Tibet reopened to foreign tourists on Wednesday, three months after the Chinese government banned such visits in the wake of violent anti-government riots and protests that tainted the image of the country ahead of the Olympics.
The first foreign tourists, a retired Swedish couple, arrived at the airport near the capital, Lhasa, on Wednesday, said Tibetan Tourism Bureau spokesman Liao Lisheng.
"Tibet is open now to all travelers from home and abroad," he said.
Kurt Persson, 77, and Eva Sandstrom, 62, were welcomed with traditional Tibetan white silk scarves at their hotel near the sacred Jokhang Temple, the official Xinhua News Agency said.
"We've been looking forward to visiting Tibet for many years. Its monasteries and landscapes are fascinating," Xinhua quoted Sandstrom as saying.
Their five-day trip is their first to Tibet, Xinhua said. "We have no worries about the safety here," she said. "The only worry was to get the permission to come to Tibet."
The Himalayan region has been all but closed to the outside world since the biggest protests against Chinese rule in two decades exploded into rioting March 14 in Lhasa, leading Beijing to swiftly shut off the area.
Troops also flooded into predominantly Tibetan communities in nearby provinces, where sympathy demonstrations were occurring. They performed drills in town squares and set up checkpoints around sensitive areas. Officials said the restrictions were established for the safety of foreign tourists and journalists.
A notice on the tourism bureau's Web site announcing the lifting of the ban said life in Lhasa had returned to normal.
"Tibet's society is stable and harmonious, its markets bustling, and its environment beautiful," it said.
But there are still signs of tension.
Buddhist monasteries seen as incubators for anti-government sentiment have been surrounded by security forces and closed off as searches were conducted and monks forced to undergo intensified political indoctrination against the Dalai Lama, Tibet's exiled spiritual leader. Drepung, one of Lhasa's main monasteries, remains shut.
Hundreds of alleged perpetrators have also been arrested in the last three months, with many sentenced to years or life in prison in short trials for their role in the protests.
Last week's Olympic torch run through Lhasa was carefully orchestrated after it was cut to one day from the original three. Crowds were monitored by security agents and only a few hand-picked foreign journalists, who even under ordinary conditions must apply for special permission to visit Tibet, were invited to cover the event.
The three-hour relay was apparently completed without incident.
It had been considered a flashpoint amid criticism by overseas Tibetan activist groups who accuse Beijing of using the event to symbolize its control over the region. China says it has ruled Tibet for centuries, although many Tibetans say their homeland was essentially independent for much of that time.

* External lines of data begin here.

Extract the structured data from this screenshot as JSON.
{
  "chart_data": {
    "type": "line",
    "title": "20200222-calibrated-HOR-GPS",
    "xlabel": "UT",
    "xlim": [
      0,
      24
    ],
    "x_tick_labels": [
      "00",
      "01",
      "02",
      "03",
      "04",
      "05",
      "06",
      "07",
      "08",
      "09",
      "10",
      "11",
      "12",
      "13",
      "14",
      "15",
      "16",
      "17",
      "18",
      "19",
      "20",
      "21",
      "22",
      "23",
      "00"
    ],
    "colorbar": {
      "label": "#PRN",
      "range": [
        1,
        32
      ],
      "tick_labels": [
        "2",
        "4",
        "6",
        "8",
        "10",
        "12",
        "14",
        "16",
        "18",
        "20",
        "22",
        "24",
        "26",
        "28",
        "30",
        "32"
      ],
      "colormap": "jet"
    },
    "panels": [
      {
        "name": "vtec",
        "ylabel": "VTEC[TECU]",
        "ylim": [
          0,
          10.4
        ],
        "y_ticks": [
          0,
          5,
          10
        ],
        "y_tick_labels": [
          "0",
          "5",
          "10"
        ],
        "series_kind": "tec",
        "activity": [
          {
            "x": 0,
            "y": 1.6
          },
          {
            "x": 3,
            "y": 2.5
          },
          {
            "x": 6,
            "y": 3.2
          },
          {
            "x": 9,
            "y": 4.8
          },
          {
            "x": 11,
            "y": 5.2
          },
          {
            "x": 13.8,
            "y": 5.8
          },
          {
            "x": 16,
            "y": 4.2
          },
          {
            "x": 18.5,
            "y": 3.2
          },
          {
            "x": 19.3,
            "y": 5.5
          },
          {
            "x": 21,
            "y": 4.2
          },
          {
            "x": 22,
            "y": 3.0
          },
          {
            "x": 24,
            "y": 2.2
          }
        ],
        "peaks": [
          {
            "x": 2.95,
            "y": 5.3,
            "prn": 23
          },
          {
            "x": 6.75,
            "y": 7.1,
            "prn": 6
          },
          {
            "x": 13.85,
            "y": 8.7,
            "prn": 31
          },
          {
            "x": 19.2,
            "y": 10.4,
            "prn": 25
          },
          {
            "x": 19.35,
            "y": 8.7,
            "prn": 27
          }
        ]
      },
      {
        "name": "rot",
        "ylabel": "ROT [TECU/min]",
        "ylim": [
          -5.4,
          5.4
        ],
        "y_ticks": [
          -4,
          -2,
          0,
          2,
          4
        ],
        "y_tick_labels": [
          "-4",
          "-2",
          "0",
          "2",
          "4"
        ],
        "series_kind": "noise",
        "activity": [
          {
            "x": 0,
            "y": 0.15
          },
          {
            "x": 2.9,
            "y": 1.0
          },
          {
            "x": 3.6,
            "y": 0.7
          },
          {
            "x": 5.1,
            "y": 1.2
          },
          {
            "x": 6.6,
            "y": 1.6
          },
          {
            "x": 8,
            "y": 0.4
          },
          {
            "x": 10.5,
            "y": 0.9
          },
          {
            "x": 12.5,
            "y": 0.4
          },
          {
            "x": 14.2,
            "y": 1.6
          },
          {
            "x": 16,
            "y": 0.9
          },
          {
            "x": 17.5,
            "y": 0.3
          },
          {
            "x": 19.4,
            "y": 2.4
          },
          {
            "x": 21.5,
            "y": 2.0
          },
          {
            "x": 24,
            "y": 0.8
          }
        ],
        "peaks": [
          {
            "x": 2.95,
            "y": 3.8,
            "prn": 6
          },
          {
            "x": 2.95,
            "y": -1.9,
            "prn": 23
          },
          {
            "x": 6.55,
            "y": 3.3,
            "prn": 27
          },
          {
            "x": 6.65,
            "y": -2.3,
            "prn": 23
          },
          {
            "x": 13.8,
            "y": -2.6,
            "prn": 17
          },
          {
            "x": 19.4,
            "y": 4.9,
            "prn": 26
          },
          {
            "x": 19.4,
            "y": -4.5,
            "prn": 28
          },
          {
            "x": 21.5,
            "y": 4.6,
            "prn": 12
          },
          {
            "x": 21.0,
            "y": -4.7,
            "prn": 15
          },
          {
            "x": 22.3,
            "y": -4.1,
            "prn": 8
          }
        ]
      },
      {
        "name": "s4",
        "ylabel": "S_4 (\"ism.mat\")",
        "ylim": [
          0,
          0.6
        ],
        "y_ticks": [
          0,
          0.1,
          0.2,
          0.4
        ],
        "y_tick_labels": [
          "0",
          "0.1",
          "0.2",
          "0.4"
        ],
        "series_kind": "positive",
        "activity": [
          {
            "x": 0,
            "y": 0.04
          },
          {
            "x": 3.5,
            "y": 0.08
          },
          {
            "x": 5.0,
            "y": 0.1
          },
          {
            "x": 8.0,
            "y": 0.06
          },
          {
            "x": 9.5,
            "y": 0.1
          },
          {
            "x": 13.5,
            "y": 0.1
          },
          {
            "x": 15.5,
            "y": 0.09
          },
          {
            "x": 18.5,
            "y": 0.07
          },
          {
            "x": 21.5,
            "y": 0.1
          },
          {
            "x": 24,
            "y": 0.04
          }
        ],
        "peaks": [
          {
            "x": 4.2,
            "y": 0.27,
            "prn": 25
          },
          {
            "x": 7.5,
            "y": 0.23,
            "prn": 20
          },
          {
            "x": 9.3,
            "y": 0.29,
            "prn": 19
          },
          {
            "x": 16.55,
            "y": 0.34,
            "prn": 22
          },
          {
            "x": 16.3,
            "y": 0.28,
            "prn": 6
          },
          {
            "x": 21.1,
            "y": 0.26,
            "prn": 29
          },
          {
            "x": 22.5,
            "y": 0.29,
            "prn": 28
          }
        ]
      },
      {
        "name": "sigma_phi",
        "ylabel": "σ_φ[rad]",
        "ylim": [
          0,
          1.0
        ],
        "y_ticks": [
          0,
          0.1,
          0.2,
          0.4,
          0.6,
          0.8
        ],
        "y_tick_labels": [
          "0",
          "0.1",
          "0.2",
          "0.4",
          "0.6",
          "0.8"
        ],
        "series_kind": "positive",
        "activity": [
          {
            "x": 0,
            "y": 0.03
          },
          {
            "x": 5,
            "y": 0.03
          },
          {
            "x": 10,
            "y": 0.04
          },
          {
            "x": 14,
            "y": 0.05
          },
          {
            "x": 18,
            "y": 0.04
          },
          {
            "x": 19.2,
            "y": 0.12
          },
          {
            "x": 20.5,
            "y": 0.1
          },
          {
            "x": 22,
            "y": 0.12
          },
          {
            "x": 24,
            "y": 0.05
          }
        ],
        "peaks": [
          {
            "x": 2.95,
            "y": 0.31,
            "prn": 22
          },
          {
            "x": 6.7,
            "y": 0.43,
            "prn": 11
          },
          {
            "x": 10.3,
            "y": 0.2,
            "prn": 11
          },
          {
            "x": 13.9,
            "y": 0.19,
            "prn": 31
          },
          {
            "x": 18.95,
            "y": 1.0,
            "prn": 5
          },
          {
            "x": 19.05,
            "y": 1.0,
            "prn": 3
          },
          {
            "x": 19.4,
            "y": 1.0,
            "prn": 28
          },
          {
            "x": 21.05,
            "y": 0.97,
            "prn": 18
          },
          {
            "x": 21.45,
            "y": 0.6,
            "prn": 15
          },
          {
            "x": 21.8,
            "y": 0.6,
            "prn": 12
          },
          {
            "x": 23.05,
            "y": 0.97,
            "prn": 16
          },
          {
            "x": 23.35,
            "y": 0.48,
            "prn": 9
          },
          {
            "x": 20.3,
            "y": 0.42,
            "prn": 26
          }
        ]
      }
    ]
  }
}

Chen Ziyong, general manager of the Lhasa-based Shigatse International Travel Agency, said the Swedes will be followed by four Singaporeans on Sunday.
The rules for foreign travel to Tibet will not change, said Liao, the tourism bureau spokesman. Foreigners still have to get an extra permit for the region through an official travel agency and are not allowed to move around without a tourist guide, he said.
"If they don't have a purpose like separating the country or trying to cause damage, then the foreign tourists can have an entry permit," he said.
Despite the lifting of the ban, it's still not clear how accessible Tibet really is, given that foreign visas to China are being restricted in the run-up to the Aug. 8 Beijing Olympics, said Michael C. Davis, a law professor and China expert at Hong Kong's City University.
"In name they could lift the restrictions but still have them across the board because in the past each case was decided individually," he said.
Foreign journalists also remain restricted. Foreign Ministry spokesman Liu Jianchao told reporters at a regular news briefing Tuesday that China will continue to work to further stabilize the situation in Tibet and would help foreign journalists go there "at an early date."
The March violence and the subsequent tourist ban have taken a major toll on Lhasa's economy, which has become increasingly reliant on tourism since the start of rail service nearly two years ago.
Hotels in Lhasa said they'd had almost no customers since the unrest.
"We've had zero business since the Lhasa rioting, not even a penny," said Ms. Deji, manager of booking at Hotel Kyichu in downtown Lhasa. She refused to give her full name, as possible sign of continuing nervousness over being identified by authorities as a troublemaker.
Deji said it will take at least three years for business to return to normal, and that half her employees had changed jobs or stayed home since March.
Tibet had 4 million visitors in 2007, up 60 percent from the previous year, Xinhua reported earlier this year. Tourism revenues hit US$687 million, accounting for more than 14 percent of the economy.
Chinese domestic visitors were allowed back into Tibet in late April, and more than 160 groups have so far traveled there, the Tibetan Tourism Bureau said.
But the general manager of Tibet Shambhala Travel Agency in Beijing said many people are still too scared to make the trip.
"We predict that we won't have any business until October," said Ms. Chen, who also would not give her first name.
China says 22 people died in the anti-government protests. But overseas Tibet supporters say many times that number were killed in the riots and the resulting security crackdown.